Sculpture Magazine Review
One of the most exhilarating art experiences is having one’s preconceptions shaken by work that defies usual expectations. The TSUNAMI sculptures of Cornelia Kubler Kavanagh, which I reviewed for her show at New York’s Blue Mountain Gallery September 5-30, 2006, are like that. A tsunami is universally feared as a bringer of mass destruction, but these sculptures reveal a paradox: a tsunami, if it could be arrested, would have an awesomely beautiful shape. Kavanagh has created a dozen different sculptures that reiterate the essential sublimity of the giant waves.
Not surprisingly, Kavanagh came to this provocative subject matter because of the devastating tsunami that struck Southeast Asia in December, 2004. Artists frequently feel a visceral need to respond to a crisis. But as a sculptor, she had been prepared for such response long before. Her father, George Kubler, was a prominent art historian who is widely known for his book, The Shape of Time. Kubler was inspired by an earlier book, The Life of Forms in Art, by Henri Focillon, that he had translated from the French. Both books assert that all shapes, art works, artifacts and even tools are bound by shared concepts over a certain period of time, independent of style. Naturally, Kavanagh grew up imbued with ideas about shape and form. When, after a career in teaching and raising a family, she turned to making sculpture, it was of a kind that expresses the essence of form in a declarative way. The body of work just preceding the TSUNAMIS, called “The Shape of Time,” was exhibited in the 2005 Venice Biennale where Kavanagh represented the US Virgin Islands Council on the Arts. Her sculptures in that series assume a variety of abstract shapes that often allude to realistic objects. George Kubler was a pioneer in the field of Pre-Columbian art, and one of Kavanagh’s pieces, CHACMOOL, wittily refers to a reclining figure that is prevalent in Pre-Columbian sculpture. She has also decorously commemorated THE FOUR SEASONS, and pre-tsunami, the sea found its way into her work as shell forms. Her work has clearly been influenced by the elegant band of early modern sculptors that includes Brancusi, Henry Moore, Barbara Hepworth and Isamu Noguchi. Their work is recognized as the most elevated sculpture of the past century. But with her TSUNAMIS Kavanagh has dismissed the lofty tone. A sense of urgency is in its place. She takes the temperature of our unsettled times and a sense of purity about the work that inspired her has undergone a transformation. The TSUNAMIS are accelerated and convey the onrush of contemporary life. In the widest sense. One might be reminded of the ideal of speed that characterized the edginess of futurism at the beginning of the last century.

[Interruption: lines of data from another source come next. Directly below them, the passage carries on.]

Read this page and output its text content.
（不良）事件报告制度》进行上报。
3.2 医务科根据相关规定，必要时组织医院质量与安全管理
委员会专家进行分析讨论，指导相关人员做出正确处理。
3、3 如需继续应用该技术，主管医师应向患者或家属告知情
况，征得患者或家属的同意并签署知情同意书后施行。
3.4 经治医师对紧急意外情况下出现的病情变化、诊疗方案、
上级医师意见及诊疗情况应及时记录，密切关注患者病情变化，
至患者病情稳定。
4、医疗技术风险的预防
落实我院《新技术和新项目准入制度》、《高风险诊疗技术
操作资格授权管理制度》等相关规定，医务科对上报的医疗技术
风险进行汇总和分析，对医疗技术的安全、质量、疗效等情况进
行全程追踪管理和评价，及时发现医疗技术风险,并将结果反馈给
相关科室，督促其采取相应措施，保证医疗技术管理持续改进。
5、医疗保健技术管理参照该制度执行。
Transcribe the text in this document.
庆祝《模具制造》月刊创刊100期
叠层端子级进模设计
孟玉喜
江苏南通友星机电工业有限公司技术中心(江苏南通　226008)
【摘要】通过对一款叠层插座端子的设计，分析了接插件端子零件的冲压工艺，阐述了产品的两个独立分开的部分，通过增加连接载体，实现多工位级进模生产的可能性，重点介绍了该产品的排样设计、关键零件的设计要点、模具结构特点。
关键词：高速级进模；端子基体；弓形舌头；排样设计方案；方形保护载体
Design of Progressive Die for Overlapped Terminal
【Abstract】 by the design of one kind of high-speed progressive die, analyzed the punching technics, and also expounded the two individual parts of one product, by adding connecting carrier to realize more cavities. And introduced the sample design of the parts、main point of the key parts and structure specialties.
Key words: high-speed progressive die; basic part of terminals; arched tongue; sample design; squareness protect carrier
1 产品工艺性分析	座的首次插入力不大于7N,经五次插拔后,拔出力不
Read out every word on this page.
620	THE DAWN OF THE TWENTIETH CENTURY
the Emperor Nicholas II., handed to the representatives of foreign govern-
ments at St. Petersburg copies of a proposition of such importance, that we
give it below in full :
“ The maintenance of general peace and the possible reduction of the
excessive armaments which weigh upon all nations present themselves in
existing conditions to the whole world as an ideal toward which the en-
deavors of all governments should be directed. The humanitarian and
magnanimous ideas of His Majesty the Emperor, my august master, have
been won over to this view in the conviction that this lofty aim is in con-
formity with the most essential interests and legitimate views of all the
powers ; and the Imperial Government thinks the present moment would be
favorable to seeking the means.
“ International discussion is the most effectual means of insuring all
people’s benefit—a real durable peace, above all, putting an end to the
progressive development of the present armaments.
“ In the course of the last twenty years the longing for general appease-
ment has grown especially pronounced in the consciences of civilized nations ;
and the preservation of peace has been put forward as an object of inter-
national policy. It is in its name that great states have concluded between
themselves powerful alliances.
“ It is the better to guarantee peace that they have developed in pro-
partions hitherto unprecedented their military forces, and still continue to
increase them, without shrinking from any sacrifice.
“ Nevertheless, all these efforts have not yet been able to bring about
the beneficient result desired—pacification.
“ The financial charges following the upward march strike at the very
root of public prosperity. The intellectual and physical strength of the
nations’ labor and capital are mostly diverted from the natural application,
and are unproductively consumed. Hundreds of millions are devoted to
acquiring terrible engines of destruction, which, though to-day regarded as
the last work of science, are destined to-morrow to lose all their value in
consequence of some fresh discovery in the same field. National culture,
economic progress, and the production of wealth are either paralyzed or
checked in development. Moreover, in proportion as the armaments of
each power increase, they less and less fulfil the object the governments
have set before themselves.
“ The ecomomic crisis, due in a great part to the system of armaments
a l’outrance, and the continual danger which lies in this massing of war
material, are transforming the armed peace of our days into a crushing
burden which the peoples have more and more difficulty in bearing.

Kavanagh’s TSUNAMI sculptures have sharper edges than do the characteristic works of her forebears. In describing the mechanics of a tsunami, the artist says that they slice up what is in their path. The sculptures feature a natural dynamic: the immense arching wave by which a tsunami first makes its presence felt, is followed by what she refers to as a “splash back,” a smaller wave that goes in the opposite direction. It is especially potent for being so concerted. The various embodiments of the wave and the ‘splash back’ tango in different ways. Sometimes the ‘splash back’ seems an appendage, but in one piece, wave and ‘splash back’ meet each other head on in what looks like a kiss. The sculptures’ color is important; Kavanagh has chosen various blues to reflect the changing tonality of the sea. The color is auto body paint applied to plaster-covered Styrofoam, certainly an innovation.
Kavanagh wants to send the TSUNAMIS, scaled up to public sculpture size, out into the world. They might have the totally positive effect of raising awareness as well as monetary funds for victims. The exalting of something awful is a seeming contradiction that might be difficult to assimilate. But it’s the kind of singular tension that the highest art embraces.